Prior to that, she served as a senior policy analyst in the Department of Health and Human Services and worked on Capitol Hill. Dr. Hudson holds a PhD from the University of California at Berkeley.
Michelle McMurry
Michelle McMurry is Director of the Health, Biomedical Science, and Society Policy Program and the Aspen Health Forum at the Aspen Institute. She trained in pediatrics and molecular immunology. Since transitioning into health and science policy, her work has focused on the intersection of biomedical research funding policies and healthcare disparities and global health inequities. She has been a Global Health Fellow at the Council for Foreign Relations and is an Adjunct Assistant Professor of Health Policy at George Washington University.
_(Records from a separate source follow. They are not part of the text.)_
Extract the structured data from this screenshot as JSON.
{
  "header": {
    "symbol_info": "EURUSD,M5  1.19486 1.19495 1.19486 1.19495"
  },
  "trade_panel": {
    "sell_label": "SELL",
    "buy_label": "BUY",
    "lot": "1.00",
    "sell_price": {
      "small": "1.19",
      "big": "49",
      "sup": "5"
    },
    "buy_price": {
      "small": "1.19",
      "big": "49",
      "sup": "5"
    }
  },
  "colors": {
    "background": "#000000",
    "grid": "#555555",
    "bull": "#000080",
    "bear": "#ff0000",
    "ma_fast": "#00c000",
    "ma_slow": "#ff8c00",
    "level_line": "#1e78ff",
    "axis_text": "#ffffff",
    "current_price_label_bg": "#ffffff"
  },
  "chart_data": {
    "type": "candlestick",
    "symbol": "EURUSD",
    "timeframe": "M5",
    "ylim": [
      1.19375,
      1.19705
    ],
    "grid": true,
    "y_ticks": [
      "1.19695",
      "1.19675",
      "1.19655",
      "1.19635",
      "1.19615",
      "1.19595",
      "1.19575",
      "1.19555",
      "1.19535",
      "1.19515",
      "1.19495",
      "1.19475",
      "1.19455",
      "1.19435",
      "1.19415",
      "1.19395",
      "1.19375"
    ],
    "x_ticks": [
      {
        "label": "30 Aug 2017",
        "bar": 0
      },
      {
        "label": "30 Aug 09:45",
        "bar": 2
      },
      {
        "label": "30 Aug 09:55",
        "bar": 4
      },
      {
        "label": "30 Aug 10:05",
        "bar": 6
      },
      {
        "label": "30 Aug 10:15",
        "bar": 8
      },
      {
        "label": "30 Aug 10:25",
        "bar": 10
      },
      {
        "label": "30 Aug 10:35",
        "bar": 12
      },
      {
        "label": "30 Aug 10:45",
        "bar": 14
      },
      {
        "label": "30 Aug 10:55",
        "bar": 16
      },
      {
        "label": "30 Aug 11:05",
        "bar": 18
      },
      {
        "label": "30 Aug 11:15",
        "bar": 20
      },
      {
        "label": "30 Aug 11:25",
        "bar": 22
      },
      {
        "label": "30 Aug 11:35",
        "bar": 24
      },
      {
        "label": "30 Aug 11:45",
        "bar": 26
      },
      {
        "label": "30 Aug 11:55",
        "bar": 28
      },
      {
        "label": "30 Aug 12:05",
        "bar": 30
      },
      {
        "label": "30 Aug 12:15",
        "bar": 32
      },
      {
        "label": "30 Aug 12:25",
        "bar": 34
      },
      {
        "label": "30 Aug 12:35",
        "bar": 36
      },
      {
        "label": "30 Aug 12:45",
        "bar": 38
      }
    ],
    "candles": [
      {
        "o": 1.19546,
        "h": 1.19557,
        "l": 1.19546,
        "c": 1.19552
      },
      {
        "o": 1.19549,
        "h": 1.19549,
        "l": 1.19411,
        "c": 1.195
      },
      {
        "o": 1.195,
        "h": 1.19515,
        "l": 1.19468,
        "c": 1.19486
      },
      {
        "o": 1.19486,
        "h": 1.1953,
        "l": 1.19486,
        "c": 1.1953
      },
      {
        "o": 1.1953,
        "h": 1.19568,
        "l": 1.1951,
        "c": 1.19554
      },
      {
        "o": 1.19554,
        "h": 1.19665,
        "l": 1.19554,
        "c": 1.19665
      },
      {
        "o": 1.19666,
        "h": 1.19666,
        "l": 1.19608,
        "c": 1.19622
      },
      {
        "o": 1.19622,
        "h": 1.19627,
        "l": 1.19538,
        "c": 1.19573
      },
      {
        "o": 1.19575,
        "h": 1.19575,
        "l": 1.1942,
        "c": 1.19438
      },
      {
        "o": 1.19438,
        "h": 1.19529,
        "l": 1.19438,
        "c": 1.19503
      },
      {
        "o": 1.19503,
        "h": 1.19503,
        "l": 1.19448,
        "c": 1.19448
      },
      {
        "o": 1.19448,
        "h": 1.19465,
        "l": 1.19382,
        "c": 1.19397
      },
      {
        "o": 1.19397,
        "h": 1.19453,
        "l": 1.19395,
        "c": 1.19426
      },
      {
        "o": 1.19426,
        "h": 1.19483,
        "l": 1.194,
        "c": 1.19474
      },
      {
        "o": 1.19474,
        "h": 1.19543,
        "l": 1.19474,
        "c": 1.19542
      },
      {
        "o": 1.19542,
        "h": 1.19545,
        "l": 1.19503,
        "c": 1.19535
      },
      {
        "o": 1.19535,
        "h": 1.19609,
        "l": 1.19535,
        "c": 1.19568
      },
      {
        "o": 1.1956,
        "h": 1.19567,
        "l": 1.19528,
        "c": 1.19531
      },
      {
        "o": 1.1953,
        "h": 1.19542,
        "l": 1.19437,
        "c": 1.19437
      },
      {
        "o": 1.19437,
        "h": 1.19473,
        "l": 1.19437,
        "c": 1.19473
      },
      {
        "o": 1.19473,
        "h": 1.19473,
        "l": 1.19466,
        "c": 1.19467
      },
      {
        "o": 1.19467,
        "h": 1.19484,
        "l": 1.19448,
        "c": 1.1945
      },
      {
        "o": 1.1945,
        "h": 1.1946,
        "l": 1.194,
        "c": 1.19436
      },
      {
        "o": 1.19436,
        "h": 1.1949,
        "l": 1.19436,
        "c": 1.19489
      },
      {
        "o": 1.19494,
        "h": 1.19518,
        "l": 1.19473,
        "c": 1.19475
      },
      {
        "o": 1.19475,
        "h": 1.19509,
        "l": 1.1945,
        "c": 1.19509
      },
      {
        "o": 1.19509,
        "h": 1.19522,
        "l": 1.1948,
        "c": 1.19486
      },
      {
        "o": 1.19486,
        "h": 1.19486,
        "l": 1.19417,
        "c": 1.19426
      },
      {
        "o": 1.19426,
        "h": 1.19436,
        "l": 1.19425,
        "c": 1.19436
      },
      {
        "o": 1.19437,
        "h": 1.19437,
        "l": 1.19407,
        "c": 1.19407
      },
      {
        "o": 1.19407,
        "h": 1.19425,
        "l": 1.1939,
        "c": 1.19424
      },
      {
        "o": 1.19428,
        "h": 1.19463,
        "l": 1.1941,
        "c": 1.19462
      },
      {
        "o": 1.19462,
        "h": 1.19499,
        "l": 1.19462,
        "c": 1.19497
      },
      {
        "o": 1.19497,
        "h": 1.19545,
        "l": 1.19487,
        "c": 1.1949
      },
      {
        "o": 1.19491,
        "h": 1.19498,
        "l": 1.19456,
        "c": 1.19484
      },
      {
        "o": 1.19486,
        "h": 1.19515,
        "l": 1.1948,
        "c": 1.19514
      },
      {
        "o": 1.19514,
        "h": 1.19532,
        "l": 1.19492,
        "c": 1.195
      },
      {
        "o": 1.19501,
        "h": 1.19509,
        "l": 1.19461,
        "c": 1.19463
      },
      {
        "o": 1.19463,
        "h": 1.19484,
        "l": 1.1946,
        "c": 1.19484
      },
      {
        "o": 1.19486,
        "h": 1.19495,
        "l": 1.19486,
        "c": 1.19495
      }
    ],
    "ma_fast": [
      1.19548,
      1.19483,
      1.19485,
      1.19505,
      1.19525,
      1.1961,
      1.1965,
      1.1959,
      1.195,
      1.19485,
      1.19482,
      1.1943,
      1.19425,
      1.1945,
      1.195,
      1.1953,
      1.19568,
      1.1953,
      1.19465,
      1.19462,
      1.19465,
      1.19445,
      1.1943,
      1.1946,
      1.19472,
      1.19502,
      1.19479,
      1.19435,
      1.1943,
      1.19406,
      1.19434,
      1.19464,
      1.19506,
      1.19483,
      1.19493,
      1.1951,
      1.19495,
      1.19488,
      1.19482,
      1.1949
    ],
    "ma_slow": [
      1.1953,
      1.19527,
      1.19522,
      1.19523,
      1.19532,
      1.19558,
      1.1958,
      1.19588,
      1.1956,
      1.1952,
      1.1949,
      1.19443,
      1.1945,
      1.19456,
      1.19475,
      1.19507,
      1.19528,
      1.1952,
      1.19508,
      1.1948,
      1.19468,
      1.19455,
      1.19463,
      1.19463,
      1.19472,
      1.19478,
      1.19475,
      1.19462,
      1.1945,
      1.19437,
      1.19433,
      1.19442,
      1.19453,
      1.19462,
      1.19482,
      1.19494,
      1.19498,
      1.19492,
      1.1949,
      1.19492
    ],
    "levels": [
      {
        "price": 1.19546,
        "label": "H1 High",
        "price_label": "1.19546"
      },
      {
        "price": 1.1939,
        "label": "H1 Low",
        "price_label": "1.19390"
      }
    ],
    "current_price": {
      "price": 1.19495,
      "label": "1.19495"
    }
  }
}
She was formerly a Robert Wood Johnson Health and Society Scholar at the University of California at Berkeley and San Francisco. She formerly oversaw health and social policy issues for Senator Joseph Lieberman and was the senior health policy advisor for the Lieberman for President Campaign. She also worked to improve diversity in graduate science education in the Office of the Director of the National Science Foundation as an AAAS Science Policy Fellow.
Robert Tjian
Robert Tjian is Professor of Biochemistry and Molecular Biology, Faculty Director of the Health Sciences Initiative and Director of the Stem Cell Center at the University of California, Berkeley, and a Howard Hughes Investigator. Foremost among his achievements, Dr. Tjian is known for helping to shed light on the molecular machinery used by human cells to decode the genome and control the switches that turn genes on and off. His research has provided insights into Huntington's disease, cancer, diabetes, and infertility, and he has received many awards for his work, including California Scientist of the Year in 1994 and the National Academy of Sciences Monsanto Award for Molecular Biology. Dr. Tjian is co-founder of Tularik, Inc., a San Francisco biotech company that is a leader in regulating gene expression by targeting transcription factors and other proteins involved in DNA transactions. He also chairs the UC Berkeley Chancellor's Advisory Council on Biology.
Irv Weissman
Irving L. Weissman is Karel and Avice Beekhuis Professor of Cancer Biology at Stanford University, where he also serves as Director of both the Comprehensive Cancer Center and Institute for Stem Cell Biology and Regenerative Medicine. Dr. Weissman was the first to isolate an adult stem cell in 1988 when he isolated a blood-forming stem cell in mice. He later isolated the blood-forming stem cell in humans, the human neuronal stem cell, and more recently the leukemia stem cell in a type of human myeloid leukemia.
His recent focus has been the purification, biology, transplantation and evolution of stem cells. He was a founding member of the Amgen, DNAX, and T-Cell Sciences scientific advisory boards and has received the Kovalenko Medal of the National Academy of Sciences, the De Villiers Award of the Leukemia Society of America and the 2002 California Scientist of the Year from the California Science Center.